A thoughtful piece recently from Vlad Savov in The Verge – Retrovolution: mining the past to make the future.
Anders Warming doesn’t like the word “retro.” Ever since taking over as Mini’s chief of design in 2010, Warming has had to wrestle with the term’s meaning and its application to his company’s cars. Because it stems from “retrospective,” says the Danish designer, “it means you’re looking in the wrong direction.” He prefers to think of heritage instead, a concept that simultaneously acknowledges where a design comes from and looks to where it needs to be going.
It’s not just that branding grows ever more interested in the past as a source of meaning, authenticity, value.
The strong argument I offer is that design always attends to the past, has to, whether this is expressed in styling or not. The simple reason is that every design act has to take account of the current environment that determines design choices – the constraints of viability, feasibility, people’s expectations. This environment is, of course, an inherited one, the result of decisions and processes that may reach back thousands of years (as do urban infrastructures). This is the importance of infrastructures generally and path dependencies – that, for example, electrical standards established over a century ago completely condition the possibilities of designing such powered goods today.

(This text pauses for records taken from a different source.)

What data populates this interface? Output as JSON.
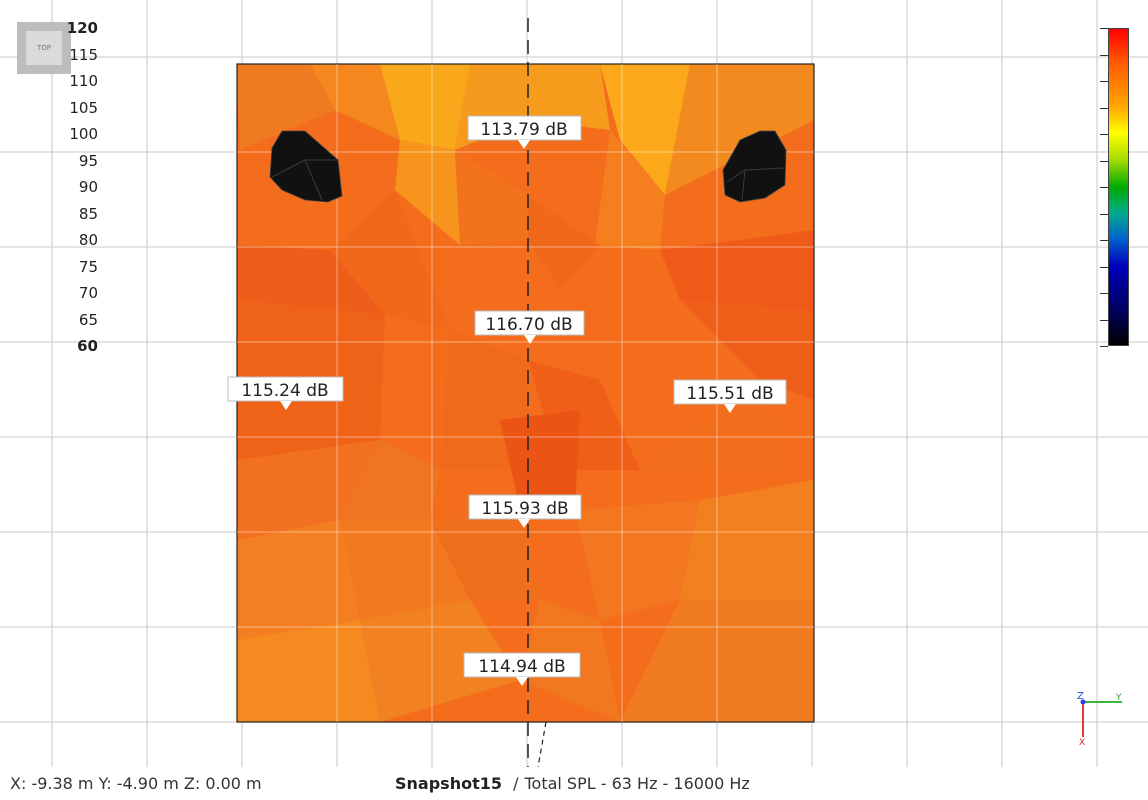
{
  "view": {
    "cube_label": "TOP",
    "axes": {
      "z": "Z",
      "y": "Y",
      "x": "X"
    }
  },
  "colorbar": {
    "max": 120,
    "min": 60,
    "ticks": [
      "120",
      "115",
      "110",
      "105",
      "100",
      "95",
      "90",
      "85",
      "80",
      "75",
      "70",
      "65",
      "60"
    ],
    "colors": {
      "high": "#ff0000",
      "mid": "#00aa00",
      "low": "#000000"
    }
  },
  "measurements": [
    {
      "label": "113.79 dB",
      "value": 113.79
    },
    {
      "label": "116.70 dB",
      "value": 116.7
    },
    {
      "label": "115.24 dB",
      "value": 115.24
    },
    {
      "label": "115.51 dB",
      "value": 115.51
    },
    {
      "label": "115.93 dB",
      "value": 115.93
    },
    {
      "label": "114.94 dB",
      "value": 114.94
    }
  ],
  "status": {
    "coordinates": "X: -9.38 m Y: -4.90 m Z: 0.00 m",
    "snapshot_name": "Snapshot15",
    "separator": "/",
    "snapshot_desc": "Total SPL - 63 Hz - 16000 Hz"
  }
}
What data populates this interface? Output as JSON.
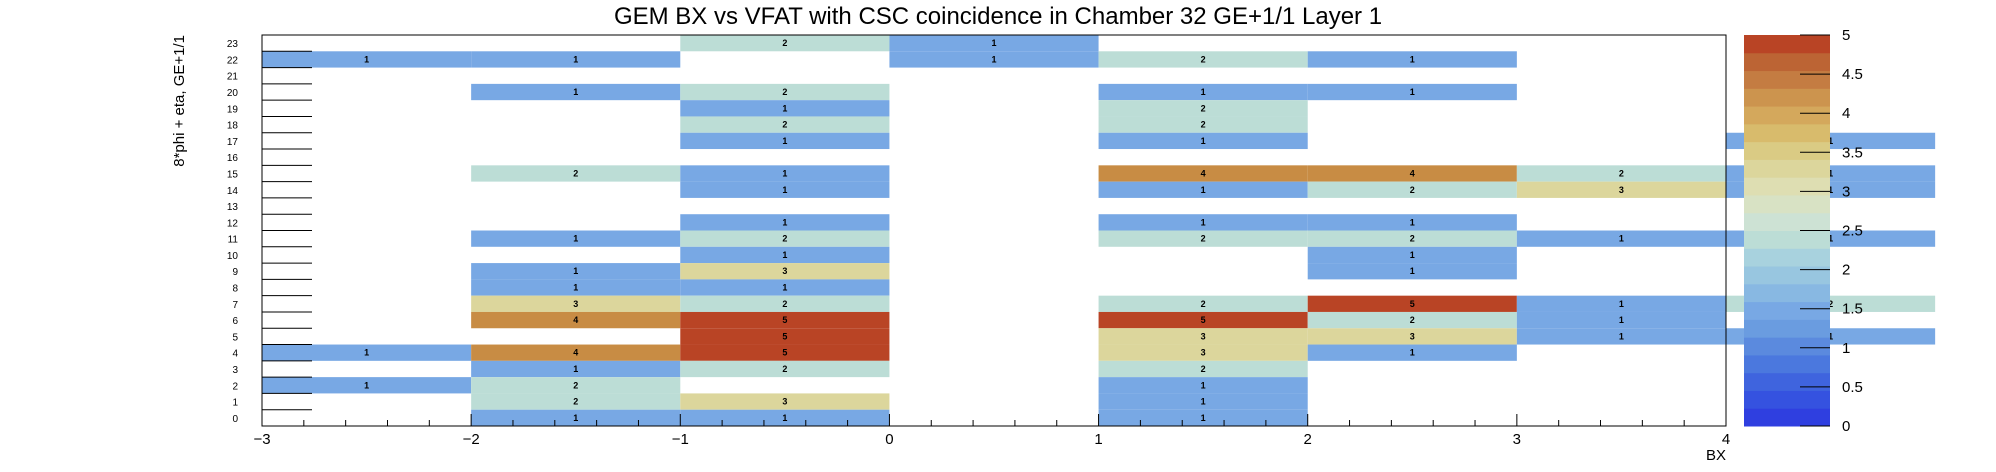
{
  "chart_data": {
    "type": "heatmap",
    "title": "GEM BX vs VFAT with CSC coincidence in Chamber 32 GE+1/1 Layer 1",
    "xlabel": "BX",
    "ylabel": "8*phi + eta, GE+1/1",
    "xlim": [
      -3,
      4
    ],
    "ylim": [
      0,
      24
    ],
    "x_ticks": [
      "−3",
      "−2",
      "−1",
      "0",
      "1",
      "2",
      "3",
      "4"
    ],
    "y_ticks": [
      "0",
      "1",
      "2",
      "3",
      "4",
      "5",
      "6",
      "7",
      "8",
      "9",
      "10",
      "11",
      "12",
      "13",
      "14",
      "15",
      "16",
      "17",
      "18",
      "19",
      "20",
      "21",
      "22",
      "23"
    ],
    "x_bins": [
      -3,
      -2,
      -1,
      0,
      1,
      2,
      3
    ],
    "z_range": [
      0,
      5
    ],
    "z_ticks": [
      "0",
      "0.5",
      "1",
      "1.5",
      "2",
      "2.5",
      "3",
      "3.5",
      "4",
      "4.5",
      "5"
    ],
    "colors": {
      "z1": "#78a8e4",
      "z2": "#bcddd6",
      "z3": "#dcd69c",
      "z4": "#c88c44",
      "z5": "#b94425"
    },
    "palette_colors": [
      "#2f3fe0",
      "#3552e0",
      "#3f64de",
      "#4b78de",
      "#5b8ade",
      "#6a9ce0",
      "#78a8e4",
      "#88b8e2",
      "#98c6e0",
      "#a8d2de",
      "#bcddd6",
      "#cde2d4",
      "#d8e2c4",
      "#dedeb2",
      "#dcd69c",
      "#dacb84",
      "#d8bb6c",
      "#d4a85c",
      "#cc944e",
      "#c47c42",
      "#bc6434",
      "#b94425"
    ],
    "cells": [
      {
        "bx": -1,
        "y": 23,
        "v": 2
      },
      {
        "bx": 0,
        "y": 23,
        "v": 1
      },
      {
        "bx": -3,
        "y": 22,
        "v": 1
      },
      {
        "bx": -2,
        "y": 22,
        "v": 1
      },
      {
        "bx": 0,
        "y": 22,
        "v": 1
      },
      {
        "bx": 1,
        "y": 22,
        "v": 2
      },
      {
        "bx": 2,
        "y": 22,
        "v": 1
      },
      {
        "bx": -2,
        "y": 20,
        "v": 1
      },
      {
        "bx": -1,
        "y": 20,
        "v": 2
      },
      {
        "bx": 1,
        "y": 20,
        "v": 1
      },
      {
        "bx": 2,
        "y": 20,
        "v": 1
      },
      {
        "bx": -1,
        "y": 19,
        "v": 1
      },
      {
        "bx": 1,
        "y": 19,
        "v": 2
      },
      {
        "bx": -1,
        "y": 18,
        "v": 2
      },
      {
        "bx": 1,
        "y": 18,
        "v": 2
      },
      {
        "bx": -1,
        "y": 17,
        "v": 1
      },
      {
        "bx": 1,
        "y": 17,
        "v": 1
      },
      {
        "bx": 4,
        "y": 17,
        "v": 1
      },
      {
        "bx": -2,
        "y": 15,
        "v": 2
      },
      {
        "bx": -1,
        "y": 15,
        "v": 1
      },
      {
        "bx": 1,
        "y": 15,
        "v": 4
      },
      {
        "bx": 2,
        "y": 15,
        "v": 4
      },
      {
        "bx": 3,
        "y": 15,
        "v": 2
      },
      {
        "bx": 4,
        "y": 15,
        "v": 1
      },
      {
        "bx": -1,
        "y": 14,
        "v": 1
      },
      {
        "bx": 1,
        "y": 14,
        "v": 1
      },
      {
        "bx": 2,
        "y": 14,
        "v": 2
      },
      {
        "bx": 3,
        "y": 14,
        "v": 3
      },
      {
        "bx": 4,
        "y": 14,
        "v": 1
      },
      {
        "bx": -1,
        "y": 12,
        "v": 1
      },
      {
        "bx": 1,
        "y": 12,
        "v": 1
      },
      {
        "bx": 2,
        "y": 12,
        "v": 1
      },
      {
        "bx": -2,
        "y": 11,
        "v": 1
      },
      {
        "bx": -1,
        "y": 11,
        "v": 2
      },
      {
        "bx": 1,
        "y": 11,
        "v": 2
      },
      {
        "bx": 2,
        "y": 11,
        "v": 2
      },
      {
        "bx": 3,
        "y": 11,
        "v": 1
      },
      {
        "bx": 4,
        "y": 11,
        "v": 1
      },
      {
        "bx": -1,
        "y": 10,
        "v": 1
      },
      {
        "bx": 2,
        "y": 10,
        "v": 1
      },
      {
        "bx": -2,
        "y": 9,
        "v": 1
      },
      {
        "bx": -1,
        "y": 9,
        "v": 3
      },
      {
        "bx": 2,
        "y": 9,
        "v": 1
      },
      {
        "bx": -2,
        "y": 8,
        "v": 1
      },
      {
        "bx": -1,
        "y": 8,
        "v": 1
      },
      {
        "bx": -2,
        "y": 7,
        "v": 3
      },
      {
        "bx": -1,
        "y": 7,
        "v": 2
      },
      {
        "bx": 1,
        "y": 7,
        "v": 2
      },
      {
        "bx": 2,
        "y": 7,
        "v": 5
      },
      {
        "bx": 3,
        "y": 7,
        "v": 1
      },
      {
        "bx": 4,
        "y": 7,
        "v": 2
      },
      {
        "bx": -2,
        "y": 6,
        "v": 4
      },
      {
        "bx": -1,
        "y": 6,
        "v": 5
      },
      {
        "bx": 1,
        "y": 6,
        "v": 5
      },
      {
        "bx": 2,
        "y": 6,
        "v": 2
      },
      {
        "bx": 3,
        "y": 6,
        "v": 1
      },
      {
        "bx": -1,
        "y": 5,
        "v": 5
      },
      {
        "bx": 1,
        "y": 5,
        "v": 3
      },
      {
        "bx": 2,
        "y": 5,
        "v": 3
      },
      {
        "bx": 3,
        "y": 5,
        "v": 1
      },
      {
        "bx": 4,
        "y": 5,
        "v": 1
      },
      {
        "bx": -3,
        "y": 4,
        "v": 1
      },
      {
        "bx": -2,
        "y": 4,
        "v": 4
      },
      {
        "bx": -1,
        "y": 4,
        "v": 5
      },
      {
        "bx": 1,
        "y": 4,
        "v": 3
      },
      {
        "bx": 2,
        "y": 4,
        "v": 1
      },
      {
        "bx": -2,
        "y": 3,
        "v": 1
      },
      {
        "bx": -1,
        "y": 3,
        "v": 2
      },
      {
        "bx": 1,
        "y": 3,
        "v": 2
      },
      {
        "bx": -3,
        "y": 2,
        "v": 1
      },
      {
        "bx": -2,
        "y": 2,
        "v": 2
      },
      {
        "bx": 1,
        "y": 2,
        "v": 1
      },
      {
        "bx": -2,
        "y": 1,
        "v": 2
      },
      {
        "bx": -1,
        "y": 1,
        "v": 3
      },
      {
        "bx": 1,
        "y": 1,
        "v": 1
      },
      {
        "bx": -2,
        "y": 0,
        "v": 1
      },
      {
        "bx": -1,
        "y": 0,
        "v": 1
      },
      {
        "bx": 1,
        "y": 0,
        "v": 1
      }
    ]
  }
}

Perhaps ironically therefore, the most effective innovations are always those that are most sensitive to time — the passage of time and how things hang on to influence what comes after. (A kind of corollary is that creative innovation only really becomes clear with hindsight.)
While the designers I talk with are always very conscious of this significance of design history, there are few formulated principles or methodologies for so dealing with time, history, memory. Given the challenges facing the world today, this is one of the most pressing challenges for human centered design.